NEW YORK (Nov. 3)
A broad preview of the forthcoming World Zionist Congress, to be convened at Jerusalem on December 27, was given here today by Dr. Nahum Goldmann, president of the World Zionist Organization. The 25th Congress, Dr. Goldmann said, will run until January 10. The Presidential report will open the Congress, to be followed, on the second day of sessions, with an address by Israel’s Prime Minister David Ben-Gurion. General debate will revolve around the general topic of “Zionism in our time.”
In the second part of the general debate, Dr. Goldmann said, Dr. Jov Joseph, treasurer of the Jewish Agency, will report on the concrete accomplishments achieved during Israel’s almost 13 years of statehood, while the Israeli plans for the next four years will be discussed by Israel’s Finance Minister Levi Eshkol.

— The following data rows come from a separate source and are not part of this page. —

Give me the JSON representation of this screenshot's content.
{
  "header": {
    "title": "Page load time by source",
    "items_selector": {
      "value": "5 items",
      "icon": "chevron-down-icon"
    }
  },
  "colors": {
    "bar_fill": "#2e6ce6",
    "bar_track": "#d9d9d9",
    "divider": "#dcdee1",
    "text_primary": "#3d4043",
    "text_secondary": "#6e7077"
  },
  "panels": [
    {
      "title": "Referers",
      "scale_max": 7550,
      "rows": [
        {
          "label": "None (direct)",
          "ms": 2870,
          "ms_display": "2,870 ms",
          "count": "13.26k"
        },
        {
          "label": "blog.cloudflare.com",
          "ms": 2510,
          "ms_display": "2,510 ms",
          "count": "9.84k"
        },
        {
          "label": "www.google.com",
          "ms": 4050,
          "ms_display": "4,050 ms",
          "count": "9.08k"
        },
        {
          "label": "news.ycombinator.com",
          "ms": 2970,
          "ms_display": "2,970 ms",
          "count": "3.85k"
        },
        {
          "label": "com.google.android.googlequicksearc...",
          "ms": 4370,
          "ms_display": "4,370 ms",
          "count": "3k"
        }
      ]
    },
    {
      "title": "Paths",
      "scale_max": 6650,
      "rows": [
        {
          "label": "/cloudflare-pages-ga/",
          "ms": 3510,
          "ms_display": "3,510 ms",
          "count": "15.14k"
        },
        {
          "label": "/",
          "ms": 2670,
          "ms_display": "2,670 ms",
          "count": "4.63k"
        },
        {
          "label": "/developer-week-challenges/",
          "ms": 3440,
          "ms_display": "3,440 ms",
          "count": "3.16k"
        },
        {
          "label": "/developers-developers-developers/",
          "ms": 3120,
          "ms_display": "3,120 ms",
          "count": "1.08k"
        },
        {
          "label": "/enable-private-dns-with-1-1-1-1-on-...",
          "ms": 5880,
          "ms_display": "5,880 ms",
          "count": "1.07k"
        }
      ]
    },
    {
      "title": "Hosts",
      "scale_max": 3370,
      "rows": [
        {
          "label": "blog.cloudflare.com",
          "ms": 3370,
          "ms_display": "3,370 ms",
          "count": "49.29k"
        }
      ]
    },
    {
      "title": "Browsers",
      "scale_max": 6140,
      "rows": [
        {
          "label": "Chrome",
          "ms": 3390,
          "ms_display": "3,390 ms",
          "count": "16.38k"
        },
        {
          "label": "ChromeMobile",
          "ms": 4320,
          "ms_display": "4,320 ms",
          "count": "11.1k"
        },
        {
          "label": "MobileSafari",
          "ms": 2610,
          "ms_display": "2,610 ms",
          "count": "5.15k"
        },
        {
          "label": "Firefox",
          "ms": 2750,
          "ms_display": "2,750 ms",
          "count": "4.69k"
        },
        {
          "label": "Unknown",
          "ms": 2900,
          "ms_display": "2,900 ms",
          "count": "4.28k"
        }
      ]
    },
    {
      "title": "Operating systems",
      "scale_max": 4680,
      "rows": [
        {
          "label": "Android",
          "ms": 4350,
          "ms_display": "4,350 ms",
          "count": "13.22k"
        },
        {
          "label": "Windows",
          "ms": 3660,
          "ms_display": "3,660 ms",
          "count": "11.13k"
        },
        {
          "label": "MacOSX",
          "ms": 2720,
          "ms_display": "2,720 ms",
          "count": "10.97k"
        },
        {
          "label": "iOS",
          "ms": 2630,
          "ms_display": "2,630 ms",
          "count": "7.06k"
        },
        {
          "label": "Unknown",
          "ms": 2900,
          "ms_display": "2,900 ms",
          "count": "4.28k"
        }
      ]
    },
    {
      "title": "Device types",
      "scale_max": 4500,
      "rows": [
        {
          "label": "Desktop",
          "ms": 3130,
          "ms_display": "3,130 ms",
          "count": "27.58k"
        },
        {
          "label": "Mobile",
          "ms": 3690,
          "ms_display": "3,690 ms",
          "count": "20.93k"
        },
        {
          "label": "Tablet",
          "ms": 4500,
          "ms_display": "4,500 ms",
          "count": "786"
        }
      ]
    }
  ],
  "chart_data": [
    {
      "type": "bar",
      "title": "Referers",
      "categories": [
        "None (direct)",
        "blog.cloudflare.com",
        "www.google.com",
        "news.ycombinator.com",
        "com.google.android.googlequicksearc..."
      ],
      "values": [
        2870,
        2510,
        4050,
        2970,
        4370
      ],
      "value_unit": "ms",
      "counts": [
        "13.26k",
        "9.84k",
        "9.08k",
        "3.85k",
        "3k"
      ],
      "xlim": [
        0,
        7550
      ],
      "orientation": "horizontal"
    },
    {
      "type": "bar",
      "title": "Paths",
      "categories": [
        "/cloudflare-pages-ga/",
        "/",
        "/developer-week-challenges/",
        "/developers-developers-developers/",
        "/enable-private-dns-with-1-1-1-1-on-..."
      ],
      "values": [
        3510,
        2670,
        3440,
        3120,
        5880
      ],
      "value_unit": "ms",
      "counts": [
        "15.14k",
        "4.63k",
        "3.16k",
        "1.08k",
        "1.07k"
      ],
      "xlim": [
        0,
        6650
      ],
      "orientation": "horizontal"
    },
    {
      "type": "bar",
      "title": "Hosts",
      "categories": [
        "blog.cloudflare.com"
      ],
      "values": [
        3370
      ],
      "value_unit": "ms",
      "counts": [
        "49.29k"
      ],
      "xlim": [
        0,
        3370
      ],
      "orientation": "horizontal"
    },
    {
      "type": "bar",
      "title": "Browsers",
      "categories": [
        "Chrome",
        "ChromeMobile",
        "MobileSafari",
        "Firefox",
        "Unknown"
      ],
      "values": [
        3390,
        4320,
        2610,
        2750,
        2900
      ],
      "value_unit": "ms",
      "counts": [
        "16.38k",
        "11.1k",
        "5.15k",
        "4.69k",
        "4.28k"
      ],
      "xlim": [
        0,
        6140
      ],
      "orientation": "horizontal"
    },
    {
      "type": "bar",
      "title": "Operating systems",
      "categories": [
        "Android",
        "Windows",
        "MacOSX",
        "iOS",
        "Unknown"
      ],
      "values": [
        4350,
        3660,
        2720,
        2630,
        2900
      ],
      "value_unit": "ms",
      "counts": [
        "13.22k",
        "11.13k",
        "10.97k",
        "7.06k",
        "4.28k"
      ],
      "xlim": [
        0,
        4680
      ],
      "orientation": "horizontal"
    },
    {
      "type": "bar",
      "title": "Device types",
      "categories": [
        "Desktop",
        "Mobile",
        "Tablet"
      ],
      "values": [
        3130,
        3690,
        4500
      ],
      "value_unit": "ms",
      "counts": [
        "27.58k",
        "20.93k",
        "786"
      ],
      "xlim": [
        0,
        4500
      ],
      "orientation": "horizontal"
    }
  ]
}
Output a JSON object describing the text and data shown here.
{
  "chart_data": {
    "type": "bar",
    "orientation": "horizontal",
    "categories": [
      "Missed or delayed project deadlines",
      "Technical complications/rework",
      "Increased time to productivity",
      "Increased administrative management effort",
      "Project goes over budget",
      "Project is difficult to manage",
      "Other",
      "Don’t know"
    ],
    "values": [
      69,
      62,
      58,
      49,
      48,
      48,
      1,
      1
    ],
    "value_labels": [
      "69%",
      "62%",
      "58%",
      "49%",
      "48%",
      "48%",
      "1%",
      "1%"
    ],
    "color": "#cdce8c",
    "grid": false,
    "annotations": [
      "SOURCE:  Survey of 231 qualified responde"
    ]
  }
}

Concurrently with the World Zionist Congress, Dr. Goldmann said, there will be a meeting of the administrative committee of the World Jewish Congress, an international conference of Jewish journalists, and a meeting of the Conference of Jewish Organizations, which will deal with the future of the conference and on when and where to hold a projected international conclave an Jewish education.
AGENCY-GOVERNMENT COORDINATING GROUP TO MEET MORE REGULARLY
Discussing the development of cooperation between the World Zionist Organization, through the Jewish Agency, with the Government of Israel, Dr. Goldmann said that the Jewish Agency-Israel Government coordinating committee will hereafter meet regularly every two months, instead of on the present ad hoc basis.
It is now also a formal Israel Government policy, he said, that all Israel diplomats are to remain in permanent contact with Zionist organizations of the countries to which they are assigned, and it is incumbent on visiting Israel Government officials to work with local Zionist organizations in contacts with local Jewish communities, to assure maximum benefits to the local community and Zionist movement from their visits.
In discussing the Zionist Congress, Dr. Goldmann said that the Latin American Jewish communities would have 100 percent representation as associate or fraternal participants. Almost all European countries also will be represented, he said, with the exception of Belgium, which has no representative Jewish body, and Holland, where the Zionist Federation is strongly opposed to the whole idea of broadening the base of the World Zionist Organization by admitting non-Zionists.
He reported that the situation was “most difficult” in the United States. He said the American Jewish Congress, the New York Board of Rabbis and the Rabbinical Assembly of America had accepted invitations. Negotiations were continuing with other American non-Zionist groups, he said, adding that reports of acceptance by Young Israel had been premature.